Who is "our". It is the fault of the people you allow to control you, yes. If you get cancer, and you're put in the same position, you have the entirety of yourself to blame if you only blame yourself pathetically, and not the other endless numbers in control.

It's your duty as an American, since your country judges others under the same regard. They do that, because they know it feels good. It's convoluted sure. But if you can't separate that from your nation in what it stands for, what does America even stand for or promise?

>Let me guess, you watching The Big Short and think you have a grasp on what happened?

No not at all.

>There were maybe six people in the know, none of whom knew what kind of bubble they created.

More than six.
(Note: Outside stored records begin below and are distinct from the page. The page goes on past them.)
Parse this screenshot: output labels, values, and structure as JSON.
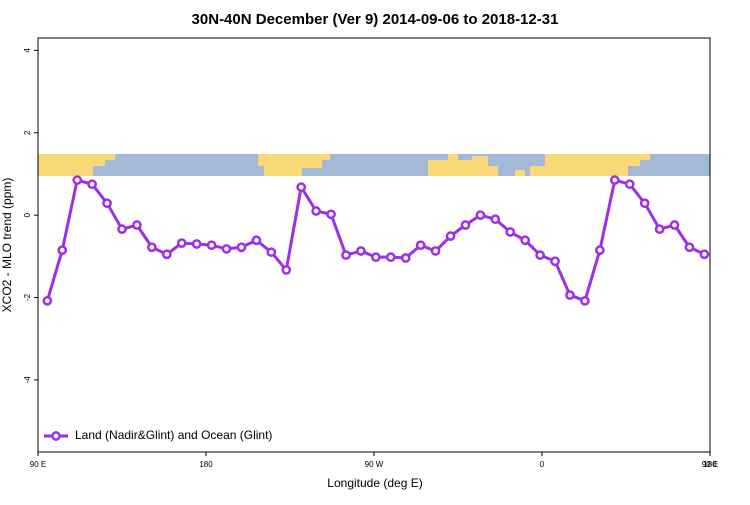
{
  "chart_data": {
    "type": "line",
    "title": "30N-40N December (Ver 9)   2014-09-06 to 2018-12-31",
    "x_label": "Longitude (deg E)",
    "y_label": "XCO2 - MLO trend (ppm)",
    "x": [
      95,
      103,
      111,
      119,
      127,
      135,
      143,
      151,
      159,
      167,
      175,
      183,
      191,
      199,
      207,
      215,
      223,
      231,
      239,
      247,
      255,
      263,
      271,
      279,
      287,
      295,
      303,
      311,
      319,
      327,
      335,
      343,
      351,
      359,
      367,
      375,
      383,
      391,
      399,
      407,
      415,
      423,
      431,
      439,
      447
    ],
    "series": [
      {
        "name": "Land (Nadir&Glint) and Ocean (Glint)",
        "color": "#9b30e8",
        "values": [
          -2.08,
          -0.85,
          0.85,
          0.75,
          0.29,
          -0.34,
          -0.24,
          -0.78,
          -0.95,
          -0.68,
          -0.7,
          -0.73,
          -0.82,
          -0.78,
          -0.61,
          -0.9,
          -1.33,
          0.68,
          0.1,
          0.02,
          -0.97,
          -0.87,
          -1.02,
          -1.02,
          -1.04,
          -0.73,
          -0.87,
          -0.51,
          -0.24,
          0,
          -0.1,
          -0.41,
          -0.61,
          -0.97,
          -1.12,
          -1.94,
          -2.08,
          -0.85,
          0.85,
          0.75,
          0.29,
          -0.34,
          -0.24,
          -0.78,
          -0.95
        ]
      }
    ],
    "xlim": [
      90,
      450
    ],
    "xticks": [
      {
        "value": 90,
        "label": "90 E"
      },
      180,
      {
        "value": 270,
        "label": "90 W"
      },
      {
        "value": 360,
        "label": "0"
      },
      {
        "value": 450,
        "label": "90 E"
      },
      {
        "value": 540,
        "label": "180"
      }
    ],
    "ylim": [
      -5.75,
      4.3
    ],
    "yticks": [
      4,
      2,
      0,
      -2,
      -4
    ],
    "legend": "bottom-left"
  }
}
It was Bush policy that allowed it to happen, policy we defend viciously to this day.

>If we're going to include economic killings and non-treatment of the sick, than this world we've lived in has killed more than 10 billion people

Yes.

>China still starves farmers out.

I never denied they did. They very much did. Death is death.

>East Asia is still undeveloped enough to have people die of illness every fucking day bc their elite sell the masses out to slavery in factories.

Factories to make your niece her toys, and your cousin equipment.

Countries the western world has enough to help but never will. It's my money, my power, and my toys, the world can't have any of it.

>There's really not much argument to be made about the legitimacy of US vs the U.S.S.R. or China.

There is plenty to be made, we just don't judge ourselves on our own standards.